The Men Aboard the Sleeping Car

By Lise Funderburg

Newsday
August 8, 2004

RISING FROM THE RAILS: Pullman Porters and the Making of the Black Middle Class, by Larry Tye. Holt, 314 pp., $26.

Before automobiles and airplanes became America’s preferred transportation modes, Pullman railroad cars were the essence of luxury and speed. Named after their inventor, George Pullman, the cars debuted in the 1860s and were outfitted with crisp linens, bathrooms, adjacent dining cars and, most important, sharply uniformed male attendants trained to heed passengers’ every beck and call.

Those attendants were called Pullman porters, and their ranks were originally comprised of black men – more specifically, dark-skinned men from the South who Pullman knew would work for lesser wages than more employable light-skinned blacks and who would be unmistakably “other,” never to be confused with the white passengers.

This detail of Pullman’s hiring practices is one of numerous compelling facts and quirks chronicled by journalist Larry Tye in his solid history of the Pullman porter, “Rising From the Rails: Pullman Porters and the Making of the Black Middle Class.”

Tye gathered interviews from the swiftly diminishing ranks of porter retirees and offspring. He drew from Pullman company archives, mainstream and black-run newspapers, court records and broader historical accounts spanning from the Pullman cars’ inception to their demise in 1969, nearly 100 years later.

Tye’s portrait of the porter is rich, particularly as he details the terrific constraints put on the men by their employer, including the rule book they were expected not only to memorize and follow, but also to have on hand at all tunes – even those who couldn’t read.

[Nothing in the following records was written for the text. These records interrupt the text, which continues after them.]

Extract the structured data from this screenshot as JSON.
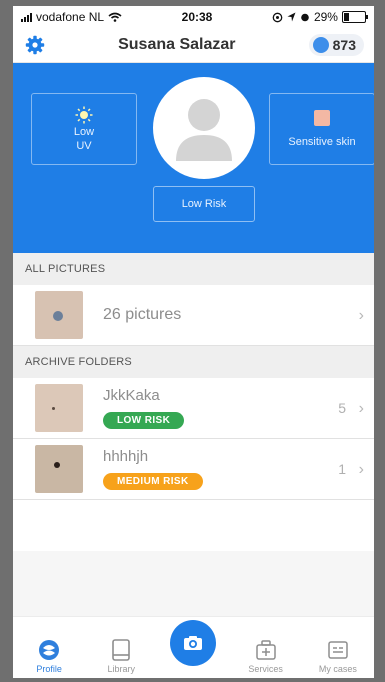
{
  "status": {
    "carrier": "vodafone NL",
    "time": "20:38",
    "battery": "29%"
  },
  "header": {
    "title": "Susana Salazar",
    "points": "873"
  },
  "profile": {
    "uv_line1": "Low",
    "uv_line2": "UV",
    "skin_label": "Sensitive skin",
    "risk_label": "Low Risk"
  },
  "all_pictures": {
    "section_label": "ALL PICTURES",
    "count_label": "26 pictures"
  },
  "archive": {
    "section_label": "ARCHIVE FOLDERS",
    "folders": [
      {
        "name": "JkkKaka",
        "badge": "LOW RISK",
        "count": "5"
      },
      {
        "name": "hhhhjh",
        "badge": "MEDIUM RISK",
        "count": "1"
      }
    ]
  },
  "tabs": [
    {
      "label": "Profile",
      "icon": "profile-icon"
    },
    {
      "label": "Library",
      "icon": "library-icon"
    },
    {
      "label": "",
      "icon": "camera-icon"
    },
    {
      "label": "Services",
      "icon": "services-icon"
    },
    {
      "label": "My cases",
      "icon": "cases-icon"
    }
  ],
  "colors": {
    "brand_blue": "#1f7ee6",
    "low_risk": "#35a853",
    "medium_risk": "#f7a21b"
  }
}
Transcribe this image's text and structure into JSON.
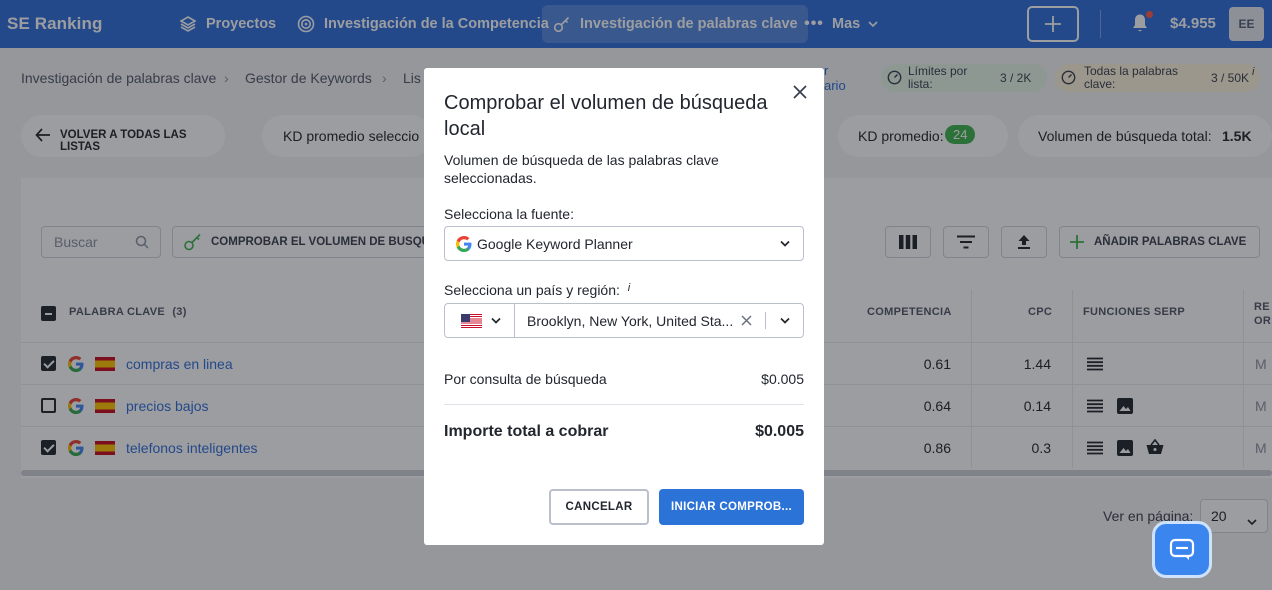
{
  "nav": {
    "logo": "SE Ranking",
    "items": [
      {
        "label": "Proyectos"
      },
      {
        "label": "Investigación de la Competencia"
      },
      {
        "label": "Investigación de palabras clave"
      },
      {
        "label": "Mas"
      }
    ],
    "balance": "$4.955",
    "avatar": "EE"
  },
  "breadcrumb": [
    "Investigación de palabras clave",
    "Gestor de Keywords",
    "Lis"
  ],
  "limits": {
    "partial_link": "r\nario",
    "per_list_label": "Límites por lista:",
    "per_list_value": "3 / 2K",
    "all_label": "Todas la palabras clave:",
    "all_value": "3 / 50K",
    "info": "i"
  },
  "toolbar": {
    "back": "VOLVER A TODAS LAS LISTAS",
    "kd_selected": "KD promedio seleccio",
    "kd_avg_label": "KD promedio:",
    "kd_avg_value": "24",
    "volume_label": "Volumen de búsqueda total:",
    "volume_value": "1.5K"
  },
  "table_tools": {
    "search_placeholder": "Buscar",
    "check_volume": "COMPROBAR EL VOLUMEN DE BÚSQUED",
    "add_keywords": "AÑADIR PALABRAS CLAVE"
  },
  "table": {
    "headers": {
      "keyword": "PALABRA CLAVE",
      "count": "(3)",
      "competition": "COMPETENCIA",
      "cpc": "CPC",
      "serp": "FUNCIONES SERP",
      "extra1": "RE",
      "extra2": "OR"
    },
    "rows": [
      {
        "keyword": "compras en linea",
        "competition": "0.61",
        "cpc": "1.44",
        "checked": true,
        "cut": "M"
      },
      {
        "keyword": "precios bajos",
        "competition": "0.64",
        "cpc": "0.14",
        "checked": false,
        "cut": "M"
      },
      {
        "keyword": "telefonos inteligentes",
        "competition": "0.86",
        "cpc": "0.3",
        "checked": true,
        "cut": "M"
      }
    ]
  },
  "pagination": {
    "label": "Ver en página:",
    "value": "20"
  },
  "modal": {
    "title": "Comprobar el volumen de búsqueda local",
    "description": "Volumen de búsqueda de las palabras clave seleccionadas.",
    "source_label": "Selecciona la fuente:",
    "source_value": "Google Keyword Planner",
    "region_label": "Selecciona un país y región:",
    "region_info": "i",
    "region_value": "Brooklyn, New York, United Sta...",
    "per_query_label": "Por consulta de búsqueda",
    "per_query_value": "$0.005",
    "total_label": "Importe total a cobrar",
    "total_value": "$0.005",
    "cancel": "CANCELAR",
    "start": "INICIAR COMPROB..."
  },
  "colors": {
    "brand": "#2f6fdb",
    "primary_button": "#2b73d6",
    "kd_badge": "#3fb34f"
  }
}
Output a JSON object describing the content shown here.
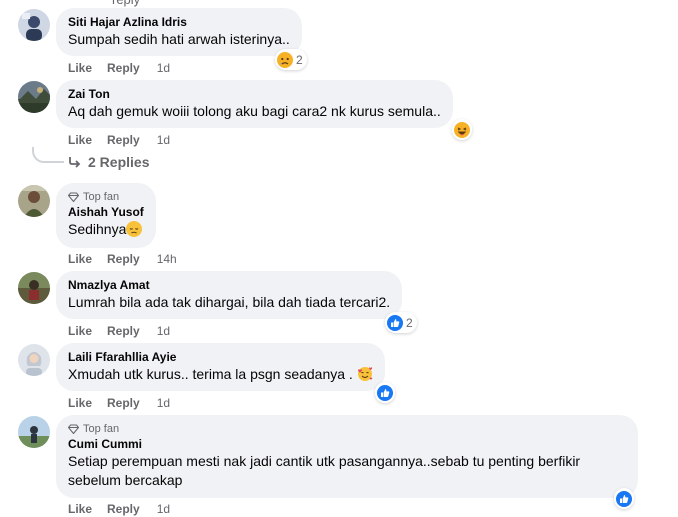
{
  "colors": {
    "bubble_bg": "#f0f2f5",
    "muted_text": "#65676b",
    "like_blue": "#1877f2",
    "haha_yellow": "#f7b125"
  },
  "top_partial": "reply",
  "comments": [
    {
      "author": "Siti Hajar Azlina Idris",
      "text": "Sumpah sedih hati arwah isterinya..",
      "like": "Like",
      "reply": "Reply",
      "time": "1d",
      "reaction_icons": [
        "sad-react-icon"
      ],
      "reaction_count": "2"
    },
    {
      "author": "Zai Ton",
      "text": "Aq dah gemuk woiii tolong aku bagi cara2 nk kurus semula..",
      "like": "Like",
      "reply": "Reply",
      "time": "1d",
      "reaction_icons": [
        "haha-react-icon"
      ],
      "replies_label": "2 Replies"
    },
    {
      "badge": "Top fan",
      "author": "Aishah Yusof",
      "text": "Sedihnya",
      "like": "Like",
      "reply": "Reply",
      "time": "14h"
    },
    {
      "author": "Nmazlya Amat",
      "text": "Lumrah bila ada tak dihargai, bila dah tiada tercari2.",
      "like": "Like",
      "reply": "Reply",
      "time": "1d",
      "reaction_icons": [
        "like-react-icon"
      ],
      "reaction_count": "2"
    },
    {
      "author": "Laili Ffarahllia Ayie",
      "text": "Xmudah utk kurus.. terima la psgn seadanya .",
      "like": "Like",
      "reply": "Reply",
      "time": "1d",
      "reaction_icons": [
        "like-react-icon"
      ]
    },
    {
      "badge": "Top fan",
      "author": "Cumi Cummi",
      "text": "Setiap perempuan mesti nak jadi cantik utk pasangannya..sebab tu penting berfikir sebelum bercakap",
      "like": "Like",
      "reply": "Reply",
      "time": "1d",
      "reaction_icons": [
        "like-react-icon"
      ]
    }
  ]
}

Interviewees testify to the subjugating treatment and verbal abuses they were expected to withstand from customers. Company spies monitored the porters, posing as customers aboard the trains and welfare workers off, visiting porters’ homes and interviewing their spouses.

The work was grueling – porters went for days without being allowed to sleep and were expected to take on extra runs at lower rates of pay – but there were advantages that distinguished the porter’s life from that of most other African-Americans. The pay was relatively better than most employment available to blacks, and the job offered exposure to new worlds.

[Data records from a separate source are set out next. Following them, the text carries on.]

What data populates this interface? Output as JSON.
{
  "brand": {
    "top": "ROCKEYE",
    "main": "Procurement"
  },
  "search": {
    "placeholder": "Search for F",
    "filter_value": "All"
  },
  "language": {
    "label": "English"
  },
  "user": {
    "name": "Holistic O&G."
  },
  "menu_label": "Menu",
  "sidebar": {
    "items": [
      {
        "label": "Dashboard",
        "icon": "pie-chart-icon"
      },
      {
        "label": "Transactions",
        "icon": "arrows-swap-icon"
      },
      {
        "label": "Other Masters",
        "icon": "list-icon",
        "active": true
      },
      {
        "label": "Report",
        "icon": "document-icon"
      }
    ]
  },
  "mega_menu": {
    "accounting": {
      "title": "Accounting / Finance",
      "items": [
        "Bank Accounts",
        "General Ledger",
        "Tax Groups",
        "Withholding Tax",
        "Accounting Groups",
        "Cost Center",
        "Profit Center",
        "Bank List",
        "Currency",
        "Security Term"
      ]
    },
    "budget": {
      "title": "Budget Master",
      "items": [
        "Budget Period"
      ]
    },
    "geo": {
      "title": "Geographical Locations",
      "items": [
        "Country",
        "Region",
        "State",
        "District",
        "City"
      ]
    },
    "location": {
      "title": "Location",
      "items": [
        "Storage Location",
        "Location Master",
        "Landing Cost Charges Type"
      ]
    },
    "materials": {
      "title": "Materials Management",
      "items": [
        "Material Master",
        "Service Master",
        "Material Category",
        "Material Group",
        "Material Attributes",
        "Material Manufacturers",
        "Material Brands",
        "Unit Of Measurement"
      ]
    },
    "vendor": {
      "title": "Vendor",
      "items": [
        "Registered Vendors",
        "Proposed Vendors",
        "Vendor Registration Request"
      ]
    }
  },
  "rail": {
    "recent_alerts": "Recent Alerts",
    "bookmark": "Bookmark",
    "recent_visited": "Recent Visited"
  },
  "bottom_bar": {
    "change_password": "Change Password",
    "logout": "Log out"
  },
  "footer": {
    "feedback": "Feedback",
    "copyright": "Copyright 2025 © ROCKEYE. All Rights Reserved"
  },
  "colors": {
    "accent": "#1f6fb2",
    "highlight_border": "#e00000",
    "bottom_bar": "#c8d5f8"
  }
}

The men traveled from city to country, coast to coast, and Canada to Mexico. They became disseminators of news and culture to other African-Americans, picking up and passing along black and white newspapers and also collecting the latest recordings of jazz or swing music and often reselling it (as well as liquor during Prohibition) at their next stop.

At their peak in the 1920s, porters numbered just over 12,000 men, but Tye argues that their effect on their community reached much further. He lists those porters and dining car waiters who went on to fame, including civil rights leader E.D. Nixon, filmmaker Oscar Micheaux, poet Claude McKay, North Pole co-discoverer Matthew Henson and photographer and “Shaft” director Gordon Parks.

Where Tye’s book falters is in realizing its promise to show how porters were at the core of forming the country’s black middle class. That claim remains only anecdotally supported; in fact, the author more convincingly documents their causal role in the rise of the black labor movement once he introduces A. Philip Randolph, the man who would lead the porters’ union as well as the historic 1963 March on Washington.

Though Randolph himself never worked on the railroad, Tye points out in an extended biographical passage, the bookish preacher’s son took on the porters’ cause with passion, eventually earning the honorific “Chief” from members of the Brotherhood of Sleeping Car Porters (BSCP) and “Mr. Black Labor” from news reporters.

The BSCP struggled. White unions shut them out, and George Pullman had staunchly opposed unionization or fair wages and working conditions for his black workers, as did his successor (who was, ironically, Abraham Lincoln’s son Robert Todd).

The company challenged all union activity, hiring replacement porters and dismissing those seen as union supporters. Filipino immigrants were introduced as porters in 1925, Tye writes, “two months after the Brotherhood was unveiled.”

“The Filipinos ‘not only made a natty appearance but scored a decided hit,’ the company’s Pullman News announced. It might also have added that these young, single Asian men shared many of the attributes that initially made Negroes so attractive to Pullman: a reputation for service, few job choices and a willingness to do whatever the company asked.” Randolph and the BSCP eventually won a place at the bargaining table, although well after the Pullman company had begun to decline.

Tye’s book is a valuable window into a long-underreported dimension of African-American history, and if the book falls short of fully demonstrating that the porter played the leading role in forming a black middle class in this country, he still clearly played a leading role.

Lise Funderburg’s grandfather worked his way through medical school as a Pullman Porter.